Premkumar Madhumita, Devurgowda Devaraja, Vyas Tanmay, Shasthry Saggere M, Khumuckham Jelen S, Goyal Ritu, Thomas Sherin S, Kumar Guresh
Department of Hepatology, Institute of Liver and Biliary Sciences, D1 Vasant Kunj, New Delhi 110070, India.
Department of Cardiology, Institute of Liver and Biliary Sciences, D1 Vasant Kunj, New Delhi 110070, India.
J Clin Exp Hepatol. 2019 May-Jun;9(3):324-333. doi: 10.1016/j.jceh.2018.08.008. Epub 2018 Aug 30.
The presence of left ventricular diastolic dysfunction (LVDD) in patients with cirrhosis leads to a restriction of activities and a poor health related quality of life (HRQoL), which should be taken into consideration when treating them for liver and cardiac complications.
The prevalence, complications, predictors of HRQoL and survival in cirrhotic patients with LVDD were studied.
We report a prospective cohort study of 145 consecutive cirrhotic patients with LVDD who were evaluated for cardiac functional status at enrollment and followed up for hepatic complications, cardiac events, outcome and HRQoL using the Minnesota Living With Heart Failure Questionnaire (MLHFQ) over a period of 2 years.
In total, 145 (mean age 61 years, 59% male) patients were included. Seventeen patients died with 10.5%, 22.5% and 40% mortality rates in patients with Grades 1, 2 and 3 LVDD respectively over 24 months. The parameters that were significant for predicting mortality on bivariate analysis were MELD, MELDNa, hepatic venous pressure gradient, MLHFQ, and left ventricular (LV) diastolic function (e' and E/e' ratio), but only MELD, MELDNa and E/e' remained significant on multivariate analysis. The E/e' ratio (8.7 ± 3.3 in survivors vs. 9.1 ± 2.3 in non-survivors) predicted outcome. On univariate analysis, the predictors of poor HRQoL were the Child-Pugh score ≥9.8 (OR 2.6; 95% confidence intervals (CI) 2.3-9.1, = 0.041), MELD score ≥ 15.7 (OR 2.48; 95% CI 1.4-3.9, = 0.029), refractory ascites (OR 1.9; 95% CI 1.1-6.1, = 0.050), and E/e' ratio ≥7.6 (OR 1.9; 95% CI 1.8-7.1, = 0.036) The presence of Class II/III ( = 0.046) symptoms of heart failure and MLHFQ≥ 45 ( = 0.042) were predictors of mortality at 24 months.
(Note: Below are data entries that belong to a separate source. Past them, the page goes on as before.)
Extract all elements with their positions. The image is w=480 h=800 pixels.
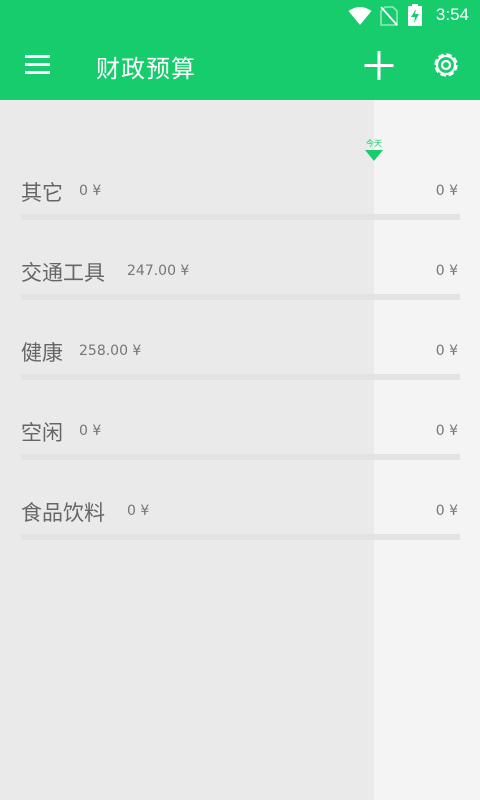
category-spent: 0 ¥	[79, 183, 102, 199]
app-bar: 财政预算	[0, 32, 480, 100]
budget-list: 今天 其它 0 ¥ 0 ¥ 交通工具 247.00 ¥ 0 ¥ 健康 258.0…	[0, 100, 480, 800]
category-budget: 0 ¥	[435, 503, 458, 519]
category-name: 健康	[21, 341, 63, 365]
battery-charging-icon	[408, 4, 422, 26]
category-name: 空闲	[21, 421, 63, 445]
category-budget: 0 ¥	[435, 183, 458, 199]
category-budget: 0 ¥	[435, 423, 458, 439]
today-marker: 今天	[362, 138, 386, 164]
progress-bar	[21, 454, 460, 460]
add-button[interactable]	[357, 44, 401, 88]
category-spent: 247.00 ¥	[127, 263, 190, 279]
settings-button[interactable]	[424, 44, 468, 88]
no-sim-icon	[380, 6, 398, 26]
wifi-icon	[348, 7, 372, 25]
settings-icon	[434, 53, 458, 77]
category-name: 食品饮料	[21, 501, 105, 525]
today-pointer-icon	[365, 150, 383, 161]
menu-icon	[25, 55, 50, 74]
category-spent: 0 ¥	[79, 423, 102, 439]
category-budget: 0 ¥	[435, 263, 458, 279]
add-icon	[364, 51, 394, 80]
clock: 3:54	[435, 5, 469, 24]
progress-bar	[21, 294, 460, 300]
budget-row-other[interactable]: 其它 0 ¥ 0 ¥	[0, 177, 480, 257]
status-bar: 3:54	[0, 0, 480, 32]
budget-screen: 3:54 财政预算 今天 其它 0 ¥ 0 ¥ 交通工具 247.00 ¥ 0 …	[0, 0, 480, 800]
progress-bar	[21, 214, 460, 220]
menu-button[interactable]	[15, 44, 59, 88]
progress-bar	[21, 374, 460, 380]
category-spent: 258.00 ¥	[79, 343, 142, 359]
budget-row-food[interactable]: 食品饮料 0 ¥ 0 ¥	[0, 497, 480, 577]
category-name: 其它	[21, 181, 63, 205]
today-label: 今天	[366, 139, 382, 148]
category-spent: 0 ¥	[127, 503, 150, 519]
category-name: 交通工具	[21, 261, 105, 285]
progress-bar	[21, 534, 460, 540]
budget-row-transport[interactable]: 交通工具 247.00 ¥ 0 ¥	[0, 257, 480, 337]
page-title: 财政预算	[96, 55, 196, 83]
budget-row-leisure[interactable]: 空闲 0 ¥ 0 ¥	[0, 417, 480, 497]
budget-row-health[interactable]: 健康 258.00 ¥ 0 ¥	[0, 337, 480, 417]
category-budget: 0 ¥	[435, 343, 458, 359]
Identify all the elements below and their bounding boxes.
The grade of LVDD correlates with liver function, clinical events, risk of renal dysfunction and HRQoL. Evaluation of novel therapies which target symptomatic improvement in LVDD, should be done with suitable outcome measures, including HRQoL assessment.
肝硬化患者存在左心室舒张功能障碍(LVDD)会导致活动受限和健康相关生活质量(HRQoL)较差,在治疗其肝脏和心脏并发症时应予以考虑。
研究肝硬化合并LVDD患者的患病率、并发症、HRQoL预测因素及生存率。
我们报告了一项前瞻性队列研究,纳入145例连续的肝硬化合并LVDD患者,入组时评估其心功能状态,并在2年期间使用明尼苏达心力衰竭生活问卷(MLHFQ)对肝脏并发症、心脏事件、结局和HRQoL进行随访。
共纳入145例患者(平均年龄61岁,59%为男性)。17例患者死亡,24个月内1级、2级和3级LVDD患者的死亡率分别为10.5%、22.5%和40%。二元分析中对预测死亡率有显著意义的参数为终末期肝病模型(MELD)、MELD钠评分(MELDNa)、肝静脉压力梯度、MLHFQ和左心室(LV)舒张功能(e'和E/e'比值),但多变量分析中仅MELD、MELDNa和E/e'仍具有显著意义。E/e'比值(幸存者为8.7±3.3,非幸存者为9.1±2.3)可预测结局。单变量分析中,HRQoL差的预测因素为Child-Pugh评分≥9.8(比值比[OR]2.6;95%置信区间[CI]2.3 - 9.1,P = 0.041)、MELD评分≥15.7(OR 2.48;95%CI 1.4 - 3.9,P = 0.029)、顽固性腹水(OR 1.9;95%CI 1.1 - 6.1,P = 0.050)和E/e'比值≥7.6(OR 1.9;95%CI 1.8 - 7.1,P = 0.036)。心力衰竭II/III级症状的存在(P = 0.046)和MLHFQ≥45(P = 0.042)是24个月死亡率的预测因素。
LVDD的分级与肝功能、临床事件、肾功能不全风险和HRQoL相关。应采用包括HRQoL评估在内的合适结局指标,对旨在改善LVDD症状的新疗法进行评估。